Si el autor de este artículo discute con otra persona y, en medio de la disputa, comete el error de empujarle y, al caerse, se golpea la cabeza en la acera y muere, será acusado de homicidio por imprudencia, y pasará varios años en la cárcel. Ahora bien, si la autora es una chica de 16 años será acusada de la misma falta, pero al ser menor de edad no irá a la cárcel, sino a un correccional de menores.
Los adultos podemos comprar alcohol destilado y consumirlo en lugares públicos, algo que está prohibido a los menores de edad que, incluso no pueden adquirir un paquete de tabaco. Y, si el tendero o el personal encargado del bar o discoteca lo consienten, podrán sufrir una multa entre 3.000 y 15.000 euros.
Cualquier adulto le puede solicitar a un cirujano plástico que le lleve a cabo una rinoplastia, pero ningún cirujano se atreverá a practicar esa intervención con una chica menor, a no ser que tenga el consentimiento expreso de sus padres.
Los códigos civiles y penales de la mayoría de los países de nuestro entorno guardan cierta armonía entre deberes y derechos, una simetría basada, no en grandes principios filosóficos, sino en el sentido común.
Pues bien, una chica que ha llegado a ministra por la influencia de su macho, y que es tan feminista que dice que su vida está entregada a la lucha contra el heteropatriarcado, pretende que esa chica que no puede pedir un whisky en la barra de un bar o comprar un paquete de tabaco en la máquina expendedora, puede irse a una clínica a abortar sin que lo sepa ni su padre, ni su madre, ni su tutor, si fuera huérfana.

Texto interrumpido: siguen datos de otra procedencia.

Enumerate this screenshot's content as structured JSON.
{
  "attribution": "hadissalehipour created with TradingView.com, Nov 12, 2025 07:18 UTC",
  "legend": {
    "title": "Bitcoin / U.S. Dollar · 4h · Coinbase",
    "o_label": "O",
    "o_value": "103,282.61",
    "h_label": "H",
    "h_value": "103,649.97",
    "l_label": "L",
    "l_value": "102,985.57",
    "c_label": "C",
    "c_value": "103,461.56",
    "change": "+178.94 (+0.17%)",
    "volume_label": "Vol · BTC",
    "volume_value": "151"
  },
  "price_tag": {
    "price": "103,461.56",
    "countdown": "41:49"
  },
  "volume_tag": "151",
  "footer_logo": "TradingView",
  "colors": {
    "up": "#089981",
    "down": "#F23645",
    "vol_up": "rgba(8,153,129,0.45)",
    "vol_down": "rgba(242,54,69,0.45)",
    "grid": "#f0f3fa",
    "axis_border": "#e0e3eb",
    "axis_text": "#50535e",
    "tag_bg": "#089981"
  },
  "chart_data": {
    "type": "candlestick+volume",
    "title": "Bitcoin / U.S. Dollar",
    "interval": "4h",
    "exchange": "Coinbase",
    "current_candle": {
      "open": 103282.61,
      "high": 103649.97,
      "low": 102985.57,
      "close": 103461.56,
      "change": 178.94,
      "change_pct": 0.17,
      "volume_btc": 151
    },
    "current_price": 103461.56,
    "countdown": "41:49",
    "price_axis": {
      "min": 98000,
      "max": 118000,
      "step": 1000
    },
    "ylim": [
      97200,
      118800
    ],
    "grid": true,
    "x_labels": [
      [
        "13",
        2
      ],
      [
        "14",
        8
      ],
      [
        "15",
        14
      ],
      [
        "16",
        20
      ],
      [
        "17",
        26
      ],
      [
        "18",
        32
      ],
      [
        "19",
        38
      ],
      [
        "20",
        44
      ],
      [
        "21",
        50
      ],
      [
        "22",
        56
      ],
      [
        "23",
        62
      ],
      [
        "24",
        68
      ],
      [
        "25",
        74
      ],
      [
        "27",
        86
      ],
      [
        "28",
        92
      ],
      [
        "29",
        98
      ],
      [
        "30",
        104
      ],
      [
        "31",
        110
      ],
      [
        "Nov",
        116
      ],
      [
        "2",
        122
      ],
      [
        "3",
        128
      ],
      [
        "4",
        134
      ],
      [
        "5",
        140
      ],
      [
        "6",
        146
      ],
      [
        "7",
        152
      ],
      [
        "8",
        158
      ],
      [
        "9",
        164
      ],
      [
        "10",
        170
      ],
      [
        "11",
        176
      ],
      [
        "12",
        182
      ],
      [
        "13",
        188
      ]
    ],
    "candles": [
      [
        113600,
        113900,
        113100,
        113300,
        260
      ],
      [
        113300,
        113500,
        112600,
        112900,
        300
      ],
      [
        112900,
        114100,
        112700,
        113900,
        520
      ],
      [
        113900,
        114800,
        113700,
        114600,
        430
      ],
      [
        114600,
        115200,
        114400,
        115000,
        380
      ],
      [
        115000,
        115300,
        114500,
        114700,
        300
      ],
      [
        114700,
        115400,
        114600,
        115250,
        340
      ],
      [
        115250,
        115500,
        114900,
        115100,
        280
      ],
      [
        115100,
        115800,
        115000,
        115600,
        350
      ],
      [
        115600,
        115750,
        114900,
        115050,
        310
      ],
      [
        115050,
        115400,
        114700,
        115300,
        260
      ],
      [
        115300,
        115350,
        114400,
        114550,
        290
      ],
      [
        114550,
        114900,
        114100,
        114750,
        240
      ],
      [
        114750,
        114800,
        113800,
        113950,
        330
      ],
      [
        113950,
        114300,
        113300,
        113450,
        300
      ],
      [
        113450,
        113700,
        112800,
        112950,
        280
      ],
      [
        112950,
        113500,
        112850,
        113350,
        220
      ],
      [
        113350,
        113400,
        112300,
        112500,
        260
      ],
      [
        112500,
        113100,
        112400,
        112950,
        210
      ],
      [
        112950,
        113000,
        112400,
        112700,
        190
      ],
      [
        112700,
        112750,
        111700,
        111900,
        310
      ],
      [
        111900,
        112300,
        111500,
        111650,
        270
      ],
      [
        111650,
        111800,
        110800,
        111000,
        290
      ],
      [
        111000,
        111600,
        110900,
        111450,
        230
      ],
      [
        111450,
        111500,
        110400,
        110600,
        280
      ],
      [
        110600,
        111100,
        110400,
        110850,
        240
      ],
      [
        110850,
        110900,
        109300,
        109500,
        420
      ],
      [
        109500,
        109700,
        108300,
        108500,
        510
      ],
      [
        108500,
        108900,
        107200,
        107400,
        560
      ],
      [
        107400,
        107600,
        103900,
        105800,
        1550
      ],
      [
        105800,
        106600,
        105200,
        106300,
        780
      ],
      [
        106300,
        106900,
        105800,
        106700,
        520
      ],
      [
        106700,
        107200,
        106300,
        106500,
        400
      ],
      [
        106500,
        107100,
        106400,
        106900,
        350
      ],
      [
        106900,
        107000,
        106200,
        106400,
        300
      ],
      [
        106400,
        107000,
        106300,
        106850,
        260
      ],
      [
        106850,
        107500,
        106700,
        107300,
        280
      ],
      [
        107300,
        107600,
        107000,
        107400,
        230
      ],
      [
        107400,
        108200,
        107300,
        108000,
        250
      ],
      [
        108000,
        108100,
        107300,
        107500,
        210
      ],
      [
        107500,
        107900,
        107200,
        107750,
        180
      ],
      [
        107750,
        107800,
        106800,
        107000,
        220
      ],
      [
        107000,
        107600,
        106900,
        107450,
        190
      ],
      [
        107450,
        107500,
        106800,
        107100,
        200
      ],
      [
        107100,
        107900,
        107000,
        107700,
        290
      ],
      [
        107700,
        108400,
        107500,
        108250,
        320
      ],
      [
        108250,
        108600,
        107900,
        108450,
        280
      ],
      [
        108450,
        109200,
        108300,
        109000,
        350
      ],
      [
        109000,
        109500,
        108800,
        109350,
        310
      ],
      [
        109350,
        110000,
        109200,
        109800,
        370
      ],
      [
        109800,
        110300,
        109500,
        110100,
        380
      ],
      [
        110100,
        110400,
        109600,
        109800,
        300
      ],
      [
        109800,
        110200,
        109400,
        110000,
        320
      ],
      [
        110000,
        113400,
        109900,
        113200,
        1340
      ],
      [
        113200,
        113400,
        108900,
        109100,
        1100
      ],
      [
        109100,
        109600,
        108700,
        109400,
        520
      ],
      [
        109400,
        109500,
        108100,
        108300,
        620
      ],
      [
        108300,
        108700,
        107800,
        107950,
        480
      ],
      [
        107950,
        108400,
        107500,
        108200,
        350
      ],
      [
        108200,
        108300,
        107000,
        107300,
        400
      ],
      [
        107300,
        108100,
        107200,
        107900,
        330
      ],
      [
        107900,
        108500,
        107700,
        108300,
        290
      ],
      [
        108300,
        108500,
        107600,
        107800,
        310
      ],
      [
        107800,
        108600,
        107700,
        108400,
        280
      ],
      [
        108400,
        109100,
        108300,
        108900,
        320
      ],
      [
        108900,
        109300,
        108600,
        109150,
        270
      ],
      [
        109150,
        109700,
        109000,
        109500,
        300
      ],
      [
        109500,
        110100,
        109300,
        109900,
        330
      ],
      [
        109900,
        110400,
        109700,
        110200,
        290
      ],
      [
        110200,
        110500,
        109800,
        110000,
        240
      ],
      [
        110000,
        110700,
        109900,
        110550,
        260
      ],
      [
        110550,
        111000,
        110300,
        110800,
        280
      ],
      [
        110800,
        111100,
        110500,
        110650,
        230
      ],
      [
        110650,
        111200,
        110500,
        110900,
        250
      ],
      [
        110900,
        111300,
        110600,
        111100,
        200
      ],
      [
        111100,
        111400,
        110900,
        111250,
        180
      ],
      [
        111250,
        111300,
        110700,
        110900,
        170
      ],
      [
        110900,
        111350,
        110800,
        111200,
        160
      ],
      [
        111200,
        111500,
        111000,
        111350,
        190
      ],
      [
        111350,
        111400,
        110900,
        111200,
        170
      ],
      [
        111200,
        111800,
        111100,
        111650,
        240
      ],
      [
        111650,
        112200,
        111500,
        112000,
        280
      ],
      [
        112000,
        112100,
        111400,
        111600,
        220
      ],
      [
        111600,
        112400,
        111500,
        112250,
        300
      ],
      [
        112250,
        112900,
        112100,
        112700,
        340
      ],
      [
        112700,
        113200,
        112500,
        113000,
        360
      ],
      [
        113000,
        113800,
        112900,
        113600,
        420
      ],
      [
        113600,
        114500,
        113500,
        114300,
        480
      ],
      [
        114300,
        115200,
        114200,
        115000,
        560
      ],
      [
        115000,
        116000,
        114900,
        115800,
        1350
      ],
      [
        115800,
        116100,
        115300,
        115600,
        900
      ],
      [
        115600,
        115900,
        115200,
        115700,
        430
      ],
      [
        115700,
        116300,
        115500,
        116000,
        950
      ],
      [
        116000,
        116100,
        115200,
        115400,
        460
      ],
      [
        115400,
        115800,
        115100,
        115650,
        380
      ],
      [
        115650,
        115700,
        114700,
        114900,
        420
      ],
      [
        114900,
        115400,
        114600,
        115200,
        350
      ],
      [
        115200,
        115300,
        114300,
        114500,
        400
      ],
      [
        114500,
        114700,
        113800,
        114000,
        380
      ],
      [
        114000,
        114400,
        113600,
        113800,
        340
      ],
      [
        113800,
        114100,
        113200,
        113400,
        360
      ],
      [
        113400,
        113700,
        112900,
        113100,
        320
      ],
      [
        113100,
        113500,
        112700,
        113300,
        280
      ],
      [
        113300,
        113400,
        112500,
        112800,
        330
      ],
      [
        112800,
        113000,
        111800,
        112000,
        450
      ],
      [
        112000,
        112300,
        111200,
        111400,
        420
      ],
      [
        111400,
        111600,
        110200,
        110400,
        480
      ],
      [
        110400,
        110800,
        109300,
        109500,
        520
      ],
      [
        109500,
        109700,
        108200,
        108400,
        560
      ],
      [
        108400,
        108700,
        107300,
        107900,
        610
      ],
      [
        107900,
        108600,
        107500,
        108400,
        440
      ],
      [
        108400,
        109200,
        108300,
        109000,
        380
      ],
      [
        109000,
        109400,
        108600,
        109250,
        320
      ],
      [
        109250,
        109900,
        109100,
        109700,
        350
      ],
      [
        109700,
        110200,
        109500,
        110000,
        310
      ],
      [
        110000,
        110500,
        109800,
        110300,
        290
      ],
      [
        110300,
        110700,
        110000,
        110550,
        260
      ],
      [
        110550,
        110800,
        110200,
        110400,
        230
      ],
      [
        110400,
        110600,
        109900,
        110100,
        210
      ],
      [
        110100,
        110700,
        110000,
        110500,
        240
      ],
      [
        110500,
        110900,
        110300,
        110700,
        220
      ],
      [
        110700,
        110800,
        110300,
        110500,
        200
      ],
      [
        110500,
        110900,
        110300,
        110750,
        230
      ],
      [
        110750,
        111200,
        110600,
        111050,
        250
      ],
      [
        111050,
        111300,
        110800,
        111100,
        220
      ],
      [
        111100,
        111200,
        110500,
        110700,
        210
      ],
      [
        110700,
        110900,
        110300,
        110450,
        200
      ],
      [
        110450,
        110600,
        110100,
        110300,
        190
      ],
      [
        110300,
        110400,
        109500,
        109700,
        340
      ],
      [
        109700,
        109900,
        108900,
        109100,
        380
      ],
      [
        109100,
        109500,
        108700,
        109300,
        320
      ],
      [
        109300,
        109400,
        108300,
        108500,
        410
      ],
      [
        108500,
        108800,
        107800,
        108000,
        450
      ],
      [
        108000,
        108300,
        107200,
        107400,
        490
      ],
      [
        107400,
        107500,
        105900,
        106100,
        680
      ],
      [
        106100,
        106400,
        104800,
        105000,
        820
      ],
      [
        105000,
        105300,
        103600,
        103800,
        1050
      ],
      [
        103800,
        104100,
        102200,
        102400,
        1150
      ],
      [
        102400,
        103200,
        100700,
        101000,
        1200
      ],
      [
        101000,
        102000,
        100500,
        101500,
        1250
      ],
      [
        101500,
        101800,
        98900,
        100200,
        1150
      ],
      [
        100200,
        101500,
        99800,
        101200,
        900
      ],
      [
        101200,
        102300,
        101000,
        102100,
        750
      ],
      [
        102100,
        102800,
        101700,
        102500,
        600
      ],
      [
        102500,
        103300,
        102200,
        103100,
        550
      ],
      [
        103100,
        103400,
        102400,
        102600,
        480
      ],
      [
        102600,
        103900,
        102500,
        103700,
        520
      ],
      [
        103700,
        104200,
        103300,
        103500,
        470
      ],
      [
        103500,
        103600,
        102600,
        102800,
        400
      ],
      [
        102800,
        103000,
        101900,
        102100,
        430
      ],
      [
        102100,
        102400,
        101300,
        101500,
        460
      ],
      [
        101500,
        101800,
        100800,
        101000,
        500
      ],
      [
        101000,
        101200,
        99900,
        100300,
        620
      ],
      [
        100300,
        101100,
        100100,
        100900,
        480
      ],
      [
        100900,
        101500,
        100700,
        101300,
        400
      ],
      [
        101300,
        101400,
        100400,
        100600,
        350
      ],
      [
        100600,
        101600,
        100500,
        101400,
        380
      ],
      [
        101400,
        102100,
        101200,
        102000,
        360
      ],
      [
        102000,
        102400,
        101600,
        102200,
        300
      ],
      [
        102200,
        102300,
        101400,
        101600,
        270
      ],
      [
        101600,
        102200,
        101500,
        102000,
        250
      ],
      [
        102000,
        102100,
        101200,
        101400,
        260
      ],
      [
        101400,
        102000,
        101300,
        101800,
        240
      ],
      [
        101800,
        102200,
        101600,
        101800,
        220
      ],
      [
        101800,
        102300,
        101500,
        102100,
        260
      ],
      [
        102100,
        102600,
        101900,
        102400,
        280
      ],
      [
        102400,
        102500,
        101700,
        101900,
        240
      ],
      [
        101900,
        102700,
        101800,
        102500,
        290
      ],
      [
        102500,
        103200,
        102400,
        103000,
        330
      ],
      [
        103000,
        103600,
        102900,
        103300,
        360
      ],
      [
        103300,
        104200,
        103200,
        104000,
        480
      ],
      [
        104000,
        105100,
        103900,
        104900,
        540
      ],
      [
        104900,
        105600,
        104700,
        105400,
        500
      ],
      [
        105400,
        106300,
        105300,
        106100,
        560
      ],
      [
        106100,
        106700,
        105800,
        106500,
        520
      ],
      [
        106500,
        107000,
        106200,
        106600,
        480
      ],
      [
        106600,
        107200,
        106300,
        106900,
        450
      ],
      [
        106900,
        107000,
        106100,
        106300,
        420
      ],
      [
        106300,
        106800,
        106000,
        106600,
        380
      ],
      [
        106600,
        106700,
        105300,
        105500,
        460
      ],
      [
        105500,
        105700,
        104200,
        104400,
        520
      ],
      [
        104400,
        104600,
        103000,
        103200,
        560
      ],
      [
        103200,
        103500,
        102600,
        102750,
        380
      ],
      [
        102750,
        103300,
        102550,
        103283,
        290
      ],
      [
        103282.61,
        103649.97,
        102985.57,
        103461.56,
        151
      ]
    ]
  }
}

En fin, si usted tiene una hija de 16 años, un día le pueden avisar de una clínica, diciendo que ha habido graves problemas con el aborto de su hija, sin que usted tenga antecedentes.
A mí, que esa chica haya llegado a ministra, me da igual, pero no puede romper la simetría, a no ser que se proclame la mayoría de edad a los 16 años. Y entonces, sí, que aborte o que regrese a casa sola y borracha, ejemplo pedagógico de esta insólita chica que llegó a ministra.